The Country Of Scotland Has Over 400 Different Ways To Talk About Snow

The country of Scotland is a proud and formidable region with a long, rich history. The hardy, resourceful, and resilient Scottish people have also surely been hardened by the nature of their country's often punishing climate and geography. The highlands of Scotland, in particular, are rugged, remote, and mountainous, and more than just a little prone to snow. The Scots are so familiar with this chilly weather phenomenon, in fact, that their remarkable language has more than 400 words for it, according to the Guardian.

University of the Highlands and Islands' Lews Castle College meteorologist Dr. Eddie Graham, per BBC, states that Scotland sees dramatic snowy periods at times. The Christmas period in 2010 saw one such occurrence, with the country being rocked by Arctic conditions working their way down from the north. These are rarities, but the higher the elevation in the Highlands, the more snow (and the more likely).

The Scottish are serious about snow

The tale that the Inuit people have numerous words for snow has been long repeated. Per The Washington Post, the anthropologist Franz Boas started this conversation in the late 19th century while staying in Baffin Island with the wonderful locals. Boas recorded, according to the outlet, that the native people used a wide array of words for snow to describe different types. This can fail to take into account, however, the length and breadth of the languages involved, as well as the crucial context being used.

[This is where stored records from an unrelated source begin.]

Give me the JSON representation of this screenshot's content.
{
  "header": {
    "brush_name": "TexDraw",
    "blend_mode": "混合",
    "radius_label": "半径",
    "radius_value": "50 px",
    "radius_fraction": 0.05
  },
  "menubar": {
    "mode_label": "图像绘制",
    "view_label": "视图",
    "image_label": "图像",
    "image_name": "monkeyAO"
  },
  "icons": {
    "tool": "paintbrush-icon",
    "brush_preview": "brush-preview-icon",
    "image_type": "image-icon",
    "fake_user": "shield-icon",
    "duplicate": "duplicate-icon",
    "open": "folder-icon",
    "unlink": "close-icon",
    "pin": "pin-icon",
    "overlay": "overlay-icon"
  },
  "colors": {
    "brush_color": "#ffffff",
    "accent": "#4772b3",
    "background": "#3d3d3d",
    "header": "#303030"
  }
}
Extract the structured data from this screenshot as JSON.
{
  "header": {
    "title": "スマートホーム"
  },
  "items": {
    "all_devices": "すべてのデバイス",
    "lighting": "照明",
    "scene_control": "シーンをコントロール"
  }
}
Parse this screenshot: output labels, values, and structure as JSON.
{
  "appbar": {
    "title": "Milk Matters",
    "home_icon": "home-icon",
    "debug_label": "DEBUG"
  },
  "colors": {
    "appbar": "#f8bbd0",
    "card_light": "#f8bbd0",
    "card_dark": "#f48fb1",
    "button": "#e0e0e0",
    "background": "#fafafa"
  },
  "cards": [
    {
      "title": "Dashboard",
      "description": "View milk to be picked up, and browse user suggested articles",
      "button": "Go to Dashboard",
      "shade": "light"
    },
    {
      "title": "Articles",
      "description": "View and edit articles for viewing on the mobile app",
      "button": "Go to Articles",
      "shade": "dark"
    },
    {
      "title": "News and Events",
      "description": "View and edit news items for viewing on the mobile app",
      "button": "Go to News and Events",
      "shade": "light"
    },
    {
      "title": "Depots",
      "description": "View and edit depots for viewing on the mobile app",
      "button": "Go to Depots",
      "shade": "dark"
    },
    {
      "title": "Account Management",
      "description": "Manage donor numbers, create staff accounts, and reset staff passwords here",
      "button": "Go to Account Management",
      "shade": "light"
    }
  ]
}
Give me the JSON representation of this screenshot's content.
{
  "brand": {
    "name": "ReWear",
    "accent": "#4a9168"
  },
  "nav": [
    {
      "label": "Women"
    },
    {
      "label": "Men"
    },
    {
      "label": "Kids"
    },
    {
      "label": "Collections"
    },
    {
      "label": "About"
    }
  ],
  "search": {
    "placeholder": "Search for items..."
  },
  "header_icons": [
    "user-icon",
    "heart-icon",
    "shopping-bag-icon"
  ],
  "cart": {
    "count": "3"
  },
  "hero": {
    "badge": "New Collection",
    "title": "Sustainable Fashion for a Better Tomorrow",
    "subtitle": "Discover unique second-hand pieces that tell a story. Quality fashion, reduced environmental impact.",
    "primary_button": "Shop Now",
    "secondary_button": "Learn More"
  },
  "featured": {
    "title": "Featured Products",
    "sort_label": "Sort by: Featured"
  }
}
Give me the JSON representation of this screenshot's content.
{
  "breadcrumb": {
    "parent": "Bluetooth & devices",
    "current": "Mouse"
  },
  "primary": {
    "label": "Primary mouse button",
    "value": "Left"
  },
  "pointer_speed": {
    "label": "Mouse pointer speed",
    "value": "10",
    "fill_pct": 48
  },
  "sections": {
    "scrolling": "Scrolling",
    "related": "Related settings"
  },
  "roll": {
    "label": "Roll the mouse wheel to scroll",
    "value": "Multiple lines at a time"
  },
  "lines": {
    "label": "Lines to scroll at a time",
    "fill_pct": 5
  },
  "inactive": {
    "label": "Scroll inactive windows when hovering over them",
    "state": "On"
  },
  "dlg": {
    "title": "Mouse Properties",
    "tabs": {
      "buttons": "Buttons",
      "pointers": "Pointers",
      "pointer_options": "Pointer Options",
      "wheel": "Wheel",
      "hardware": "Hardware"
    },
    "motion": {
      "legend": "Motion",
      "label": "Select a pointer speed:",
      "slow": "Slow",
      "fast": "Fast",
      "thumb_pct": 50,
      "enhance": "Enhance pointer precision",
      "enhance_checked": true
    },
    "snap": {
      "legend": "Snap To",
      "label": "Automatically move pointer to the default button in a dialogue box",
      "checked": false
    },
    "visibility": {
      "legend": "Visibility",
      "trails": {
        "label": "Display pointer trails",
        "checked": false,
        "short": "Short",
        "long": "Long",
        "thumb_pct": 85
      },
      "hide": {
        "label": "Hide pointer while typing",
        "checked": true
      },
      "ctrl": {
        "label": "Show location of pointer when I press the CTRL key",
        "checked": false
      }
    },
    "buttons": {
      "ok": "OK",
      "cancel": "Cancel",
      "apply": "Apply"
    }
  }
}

"Another relevant fact when tallying snow terms involves how current these terms are in the language. Some of them are a part of any Inupiaq speaker's vocabulary ... Others are quite specialized ... and are likely to be known only by elders and particularly hunters," as Larry Kaplan wrote in the paper "Inuit Snow Terms: How Many and What Does It Mean?" per the Alaska Native Language Center at the University of Alaska Fairbanks.

If nothing else, it's a fascinating case study of the liquid and sophisticated nature of languages. Much of Scotland may not see as much snow as the regions the Inuit call home, but it appears that the Scottish language is even more fastidious in recording it. New research into the history of the Scottish language has apparently unearthed more than 400 snow-related words.

Just hope you're never snow-smoor

In September 2015, theĀ Guardian reported that the Historical Thesaurus of Scots was being created. This illustrious volume was the first of its type, according to the outlet, and it had a lofty goal indeed: to record every word that has ever been used in the history of the Scottish language. As was to be expected, the research unearthed some intriguing tidbits.

421 words pertaining to snow were discovered while the online resource was being compiled, the Guardian reports. Perusal of theĀ Historical Thesaurus of Scots reveals that these words include "Katty-clean-doors," which is reportedly "[a] child's name for snow." So many and varied are these terms that, if you had the misfortune to be "suffocat[ed] by snow," there's a Scottish word for that too: "[s]now-smoor."

Needless to say, such terms aren't all necessarily in common usage today, and may well be as baffling to contemporary Scots as they would to anyone else. Regardless, though, there are good reasons why so many such terms were used. As University of Glasgow linguistic expert Dr. Susan Rennie put it, according to the Guardian, "The number and variety of words in the language show how important it was for our ancestors to communicate about the weather, which could so easily affect their livelihoods."